Islam sebagai Solusi Tuntas Dalam Memberantas Narkoba
Islam tak hanya sebuah agama spiritual belaka yang mengatur hubungan manusia dengan Khaliq nya. Islam hadir di dunia ini sebagai Rahmatan lil’alamin yaitu sebuah ideologi yang memiliki seperangkat peraturan untuk mengatur seluruh kehidupan manusia.

Sebagaimana pandangan islam tentang narkoba dan bahayanya, maka menurut para ulama, narkoba adalah sesuatu yang bersifat mukhoddirot (mematikan rasa) dan mufattirot (membuat lemah). Selain itu, narkoba juga merusak kesehatan jasmani, mengganggu mental bahkan mengancam nyawa. Karena itu, hukum penggunaan narkoba diharamkan dalam islam.

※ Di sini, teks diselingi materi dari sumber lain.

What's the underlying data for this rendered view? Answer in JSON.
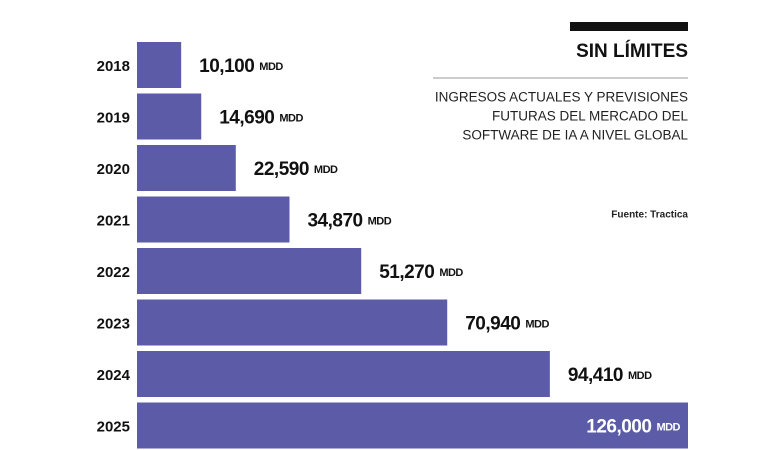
{
  "chart_data": {
    "type": "bar",
    "orientation": "horizontal",
    "title": "SIN LÍMITES",
    "subtitle": [
      "INGRESOS ACTUALES Y PREVISIONES",
      "FUTURAS DEL MERCADO DEL",
      "SOFTWARE DE IA A NIVEL GLOBAL"
    ],
    "source": "Fuente: Tractica",
    "unit": "MDD",
    "categories": [
      "2018",
      "2019",
      "2020",
      "2021",
      "2022",
      "2023",
      "2024",
      "2025"
    ],
    "values": [
      10100,
      14690,
      22590,
      34870,
      51270,
      70940,
      94410,
      126000
    ],
    "value_labels": [
      "10,100",
      "14,690",
      "22,590",
      "34,870",
      "51,270",
      "70,940",
      "94,410",
      "126,000"
    ],
    "color": "#5b5ba8"
  }
}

Dalam kitab al-fatawa al-kubra, ibnu taimiyah juga mengatakan bahwa segala sesuatu yang bisa menghilangkan keasadaran akal itu adalah haram, meskipun tidak sampai memberi efek memabukkan. Mengonsumsi sesuatu yang menghilangkan akal adalah haram berdasarkan ijma’ kaum muslimin.
Sebagaimana hal itu diperkuat pula dengan Firman Allah SWT :

“Dan janganlah kamu menjatuhkan dirimu sendiri ke dalam kebinasaan” (QS. Al Baqarah: 195).
Oleh karena itu, dibutuhkannya sistem hukum yang mampu memberikan efek jera kepada pelaku kejahatan narkoba baik pencandu, pengedar apalagi bandar. Sebuah sistem hukum yang kebal uang dan berfungsi sebagai pemberi efek jera kepada pelaku kejahatan tanpa terkecuali. Sistem hukum seperti ini bisa kita dapatkan jika kita menginduk kepada aturan Islam.

Syaikh Abdurrahman al-Maliki di dalam Nizhâm al-‘Uqûbât menyatakan, tidak ada pemaafan atau pengurangan hukuman. Beliau juga menyatakan, jika vonis telah ditetapkan maka hal tersebut mengikat seluruh masyarakat sehingga tidak boleh dibatalkan, dihapus, dirubah atau diringankan ataupun yang lain, selama vonis itu masih berada dalam koridor syariah. Wallahu A’lam Bishshowab.